The Italian government signed a decree just before the Easter break aimed at loosening restrictions made to stem the spread of the coronavirus after around four weeks of lockdown, but it did not include the steel sector. Steelmakers nevertheless started to slowly reopen the week of April 13 after local prefectures granted them permission.
Italy is Europe’s second-largest steel producer, making about 23 million mt annually. But unlike most other European countries, many of Italy’s mills stopped production during March 16-23, with the only exceptions being ArcelorMittal Italia in Taranto, southern Italy, and Arvedi in northern Italy.
“To understand the demand for the coming months is the real key issue, if [state] investments in infrastructure will not take place, it will be difficult to recover a big part of the demand that is unlikely to be at the level of the previous years as cars, but also white goods, sectors are unlikely to rebound as before,” a source from a leading steel Italian association commented.
According to latest data available from Federacciai, the Italian steel producers association, in March Italian crude steel production went down by 40.2% month on month to 1.37 million mt, only partially representing the lockdown period.
Automotive production and building construction are expected to resume by decree next week, but having customers is not the only problem for steelmakers.
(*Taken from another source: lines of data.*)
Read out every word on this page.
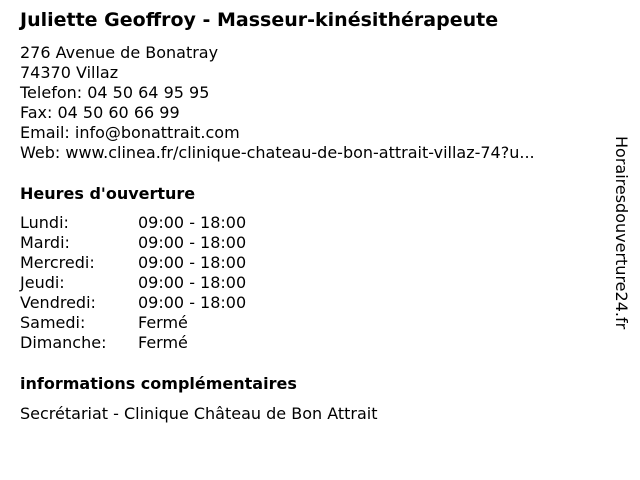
Juliette Geoffroy - Masseur-kinésithérapeute
276 Avenue de Bonatray
74370 Villaz
Telefon: 04 50 64 95 95
Fax: 04 50 60 66 99
Email: info@bonattrait.com
Web: www.clinea.fr/clinique-chateau-de-bon-attrait-villaz-74?u...
Heures d'ouverture
Lundi:	09:00 - 18:00
Mardi:	09:00 - 18:00
Mercredi:	09:00 - 18:00
Jeudi:	09:00 - 18:00
Vendredi:	09:00 - 18:00
Samedi:	Fermé
Dimanche:	Fermé
informations complémentaires
Secrétariat - Clinique Château de Bon Attrait
Horairesdouverture24.fr
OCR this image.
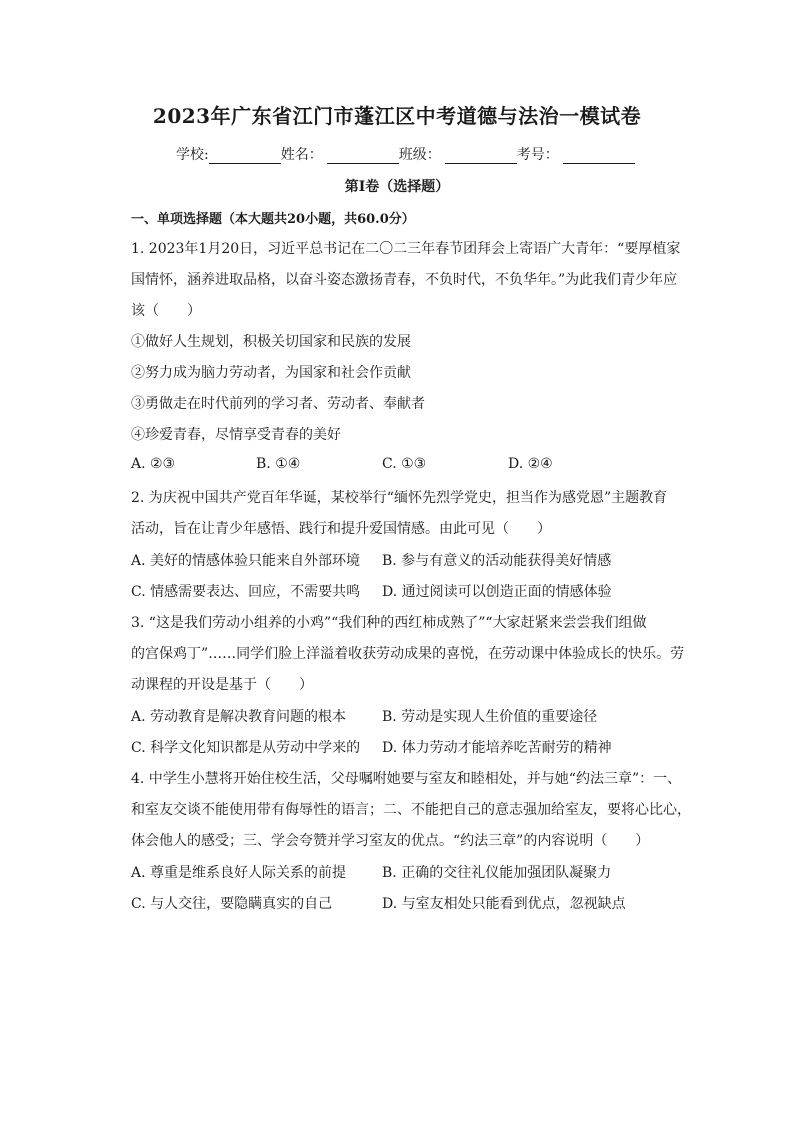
2023年广东省江门市蓬江区中考道德与法治一模试卷
学校:	姓名：	班级：	考号：
第Ⅰ卷（选择题）
一、单项选择题（本大题共20小题，共60.0分）
1. 2023年1月20日，习近平总书记在二〇二三年春节团拜会上寄语广大青年：“要厚植家
国情怀，涵养进取品格，以奋斗姿态激扬青春，不负时代，不负华年。”为此我们青少年应
该（　　）
①做好人生规划，积极关切国家和民族的发展
②努力成为脑力劳动者，为国家和社会作贡献
③勇做走在时代前列的学习者、劳动者、奉献者
④珍爱青春，尽情享受青春的美好
A. ②③	B. ①④	C. ①③	D. ②④
2. 为庆祝中国共产党百年华诞，某校举行“缅怀先烈学党史，担当作为感党恩”主题教育
活动，旨在让青少年感悟、践行和提升爱国情感。由此可见（　　）
A. 美好的情感体验只能来自外部环境 B. 参与有意义的活动能获得美好情感
C. 情感需要表达、回应，不需要共鸣 D. 通过阅读可以创造正面的情感体验
3. “这是我们劳动小组养的小鸡”“我们种的西红柿成熟了”“大家赶紧来尝尝我们组做
的宫保鸡丁”……同学们脸上洋溢着收获劳动成果的喜悦，在劳动课中体验成长的快乐。劳
动课程的开设是基于（　　）
A. 劳动教育是解决教育问题的根本	B. 劳动是实现人生价值的重要途径
C. 科学文化知识都是从劳动中学来的 D. 体力劳动才能培养吃苦耐劳的精神
4. 中学生小慧将开始住校生活，父母嘱咐她要与室友和睦相处，并与她“约法三章”：一、
和室友交谈不能使用带有侮辱性的语言；二、不能把自己的意志强加给室友，要将心比心，
体会他人的感受；三、学会夸赞并学习室友的优点。“约法三章”的内容说明（　　）
A. 尊重是维系良好人际关系的前提	B. 正确的交往礼仪能加强团队凝聚力
C. 与人交往，要隐瞒真实的自己	D. 与室友相处只能看到优点，忽视缺点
They rely on steel scrap generation from manufacturers like automakers to feed their furnaces and this has become difficult due to their lockdowns. Most Italian steel mills are based on electric arc furnace steel production, which requires scrap, with the only exception being AM Italia, which has blast furnaces. According to industry sources, with the mills working at 40-50% of their capacity, scrap will become relatively difficult to obtain for about a month.
These sources estimate Italy produces around 13.5 million to 14.0 million mt of scrap per year, satisfying 70% of domestic steelmakers’ demand, with the rest being imported.
With the lockdowns easing, market participants are closely watching the scrap supply/demand balance, as this will impact raw material prices as well the steel product prices, and therefore steelmaker profit margins.
Since the beginning of the lockdown Italian scrap prices have declined by around Eur20/mt, sources said. Scrap dealers told Platts on Tuesday that since the beginning of this week scrap prices went down only slightly, off Eur5/mt week on week.
On April 10, the TSI-Platts monthly southern European scrap price – an average of all southern European countries – at Eur237.50/mt delivered for April contracts, down from Eur255/mt delivered in March and February.